A significant difference between Paro, Milt or Allo combined with various concentrations of MA and positive control was observed (P< 0.01)

Discussion

Leishmaniasis continues to be an important public health challenge in endemic countries (4). The treatment of choice for this disease has long been pentavalet antimony compounds such as meglumine antimoniate (Glucantime) and sodium stibogluconate (Pentostam). These drugs are no longer effective in most tropical and sub-tropical countries where the two anthroponotic leishmaniasis (ACL and AVL) due to L. tropica and L. donovani are present (8, 9). Resistance to these drugs have emerged in many foci and widely spread throughout the endemic areas (6). The main problem to the success of combination treatment in preventing the emergence of resistance will be inadequate treatment including incorrect dosing, sub-standard drugs, poor adherence and unusual pharmacokinetics (10).

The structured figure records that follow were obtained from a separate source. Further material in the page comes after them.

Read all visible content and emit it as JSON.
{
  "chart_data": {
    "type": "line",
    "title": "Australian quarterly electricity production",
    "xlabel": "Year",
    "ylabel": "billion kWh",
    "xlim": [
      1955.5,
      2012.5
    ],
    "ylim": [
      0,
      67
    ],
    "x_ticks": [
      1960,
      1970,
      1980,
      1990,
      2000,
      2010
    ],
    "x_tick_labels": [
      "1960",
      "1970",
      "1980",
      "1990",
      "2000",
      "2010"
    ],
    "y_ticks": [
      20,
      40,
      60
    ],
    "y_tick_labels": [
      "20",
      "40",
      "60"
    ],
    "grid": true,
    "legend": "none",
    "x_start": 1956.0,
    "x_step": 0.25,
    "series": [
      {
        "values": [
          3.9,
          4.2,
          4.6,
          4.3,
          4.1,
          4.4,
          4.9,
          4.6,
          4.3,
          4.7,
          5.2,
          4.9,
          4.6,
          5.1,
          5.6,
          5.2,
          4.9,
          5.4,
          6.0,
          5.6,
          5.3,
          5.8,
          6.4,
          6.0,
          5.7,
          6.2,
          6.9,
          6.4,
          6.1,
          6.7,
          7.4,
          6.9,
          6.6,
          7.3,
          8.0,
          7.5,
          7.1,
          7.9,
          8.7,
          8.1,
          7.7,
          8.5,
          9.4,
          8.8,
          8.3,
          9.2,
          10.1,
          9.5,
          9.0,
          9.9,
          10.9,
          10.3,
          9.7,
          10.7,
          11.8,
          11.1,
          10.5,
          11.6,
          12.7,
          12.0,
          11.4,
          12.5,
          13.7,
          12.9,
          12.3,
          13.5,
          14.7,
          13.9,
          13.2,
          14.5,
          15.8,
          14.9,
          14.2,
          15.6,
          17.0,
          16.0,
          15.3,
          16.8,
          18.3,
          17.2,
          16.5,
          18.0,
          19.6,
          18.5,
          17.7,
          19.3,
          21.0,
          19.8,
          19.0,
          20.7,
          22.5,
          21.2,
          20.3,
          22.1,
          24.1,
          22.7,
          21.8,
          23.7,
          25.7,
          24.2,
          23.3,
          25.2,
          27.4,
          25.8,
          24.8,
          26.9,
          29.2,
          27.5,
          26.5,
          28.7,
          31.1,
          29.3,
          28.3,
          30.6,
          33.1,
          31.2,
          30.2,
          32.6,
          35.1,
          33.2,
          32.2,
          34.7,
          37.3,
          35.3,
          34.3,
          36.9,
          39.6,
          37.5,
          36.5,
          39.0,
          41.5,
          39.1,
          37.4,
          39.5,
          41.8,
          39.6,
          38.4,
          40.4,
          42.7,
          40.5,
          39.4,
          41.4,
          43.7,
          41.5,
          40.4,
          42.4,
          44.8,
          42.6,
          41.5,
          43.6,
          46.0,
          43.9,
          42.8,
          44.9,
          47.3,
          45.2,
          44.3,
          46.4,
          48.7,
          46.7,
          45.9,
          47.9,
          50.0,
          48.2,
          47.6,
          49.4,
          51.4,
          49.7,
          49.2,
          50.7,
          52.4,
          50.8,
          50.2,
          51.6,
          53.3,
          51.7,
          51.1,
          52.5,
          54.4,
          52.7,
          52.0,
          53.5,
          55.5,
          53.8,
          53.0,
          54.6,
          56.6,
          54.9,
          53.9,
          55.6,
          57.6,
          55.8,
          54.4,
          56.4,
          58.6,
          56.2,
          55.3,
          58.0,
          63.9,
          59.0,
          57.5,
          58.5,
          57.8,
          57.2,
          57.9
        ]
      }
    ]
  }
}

Combination treatments were highly effective and really could make a major contribution to global leishmaniasis control at in vitro level (11). The theory underlying combination drug treatment for most infectious diseases such as HIV/AIDES, malaria, leprosy and tuberculosis is now well known, and the same general principle is now widely accepted for leishmaniasis. If two drugs are used with different modes of actions, then they could helpfully prevent effectively emergence of the new resistant mutant (12).

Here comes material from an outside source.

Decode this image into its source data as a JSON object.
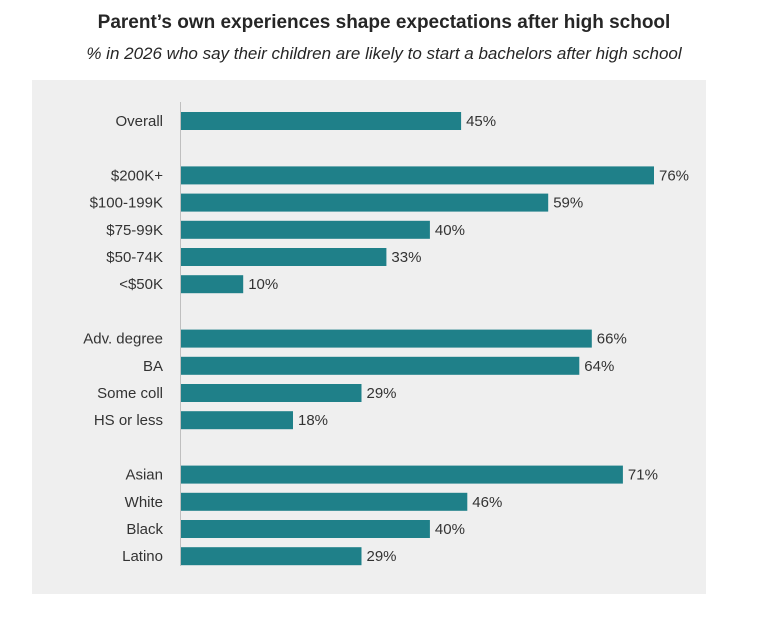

Hopefully the application of pentavalent antimonials including meglumine antimoniate as the first-line of treatment along with a second-line drug such as paromomycin, miltefosine or allopurinol with different modes of action would synergistically reduce the number of Leishmania parasite, inhibiting the proliferation of the clinical stage within each macrophage and eventually limits the burden of the disease (6). Although the effect of MA in combination with each drug was significantly reduced, the two indices related to the amastigote-macrophage model, however, the combination of MA along with paromomycin showed the highest effect, followed by MA plus miltefosine or MA coupled with allopurinol.

Conclusion

Since combination effect on the clinical stage in an amastigote- macrophage model, it could be a new hope and a logical basis for therapy of the patients with CL. Further studies are required to evaluate the therapeutic effects of these drugs on the CL patients in endemic countries.